Pakistan lacks will, ability to fight terror: MukherjeeMarch 6th, 2009 - 5:52 pm ICT by IANS
New Delhi, March 6 (IANS) The attack on Sri Lankan cricketers in Pakistan exposes Islamabad’s lack of will in tackling terror, which in turn poses a major hurdle to the process of change, External Affairs Minister Pranab Mukherjee said here Friday.
“States that have used terror as an instrument of state policy should be left with no choice but to dismantle their infrastructure of terrorism and actively cooperate with the international community to eliminate this scourge,” Mukherjee told the India Today Conclave at the Taj Palace Hotel in the capital.
“The world at large is slowly but surely moving in the direction of reaching the threshold of zero tolerance of terrorism,” the minister said.
“As this week’s reprehensible attack on Sri Lankan cricketers in Lahore shows, government’s lack of will or capability in tackling this menace becomes a major hindrance in the smooth process of change.”
Six Sri Lankan cricketers were injured and eight people were killed when gunmen armed with automatic weapons attacked the visiting team’s convoy that was headed for Lahore’s Gaddafi stadium Tuesday.
Mukherjee said such threats needed the efforts of the international community at large to ensure that terrorism is eliminated on an urgent basis, as no part of the world would otherwise remain immune to the flames being ignited there.
“These developments are most disturbing for every right thinking person in the world and, without doubt, for us Indians,” he said, speaking on the theme - “Government: Is It A Hindrance Or Facilitator Of Change?”
According to the minister, the government’s ability to manage and facilitate change in the interest of its people was possible only when it was itself responsive to the aspirations of its citizens.

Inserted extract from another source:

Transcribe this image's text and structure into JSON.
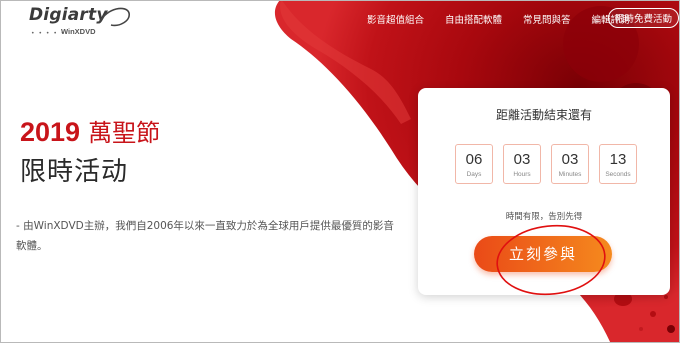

“The manipulation of popular opinion through spin or by the undermining of the institutions’ crucial role for democratic functioning can only result in short-term gains and long-term failures.”
Having spent a better part of his life in public service and in the government, Mukherjee believed that the government was more often a facilitator and, at times, a regulator of change.
“Indeed it should be so in any democratic society.”
He said the public in rich nations could not reconcile itself to the fact that their governments, which swear by free market principles, were today unlearning the meaning of the expression of free market.
“Who could have imagined, even a few months ago, that Western governments would be nationalizing banks as they find themselves facing stark choices in the midst of deepening uncertainties?”
Mukherjee also listed three factors that made a government facilitator of change. “The three main factors in my view are: Leadership, vision and expertise.”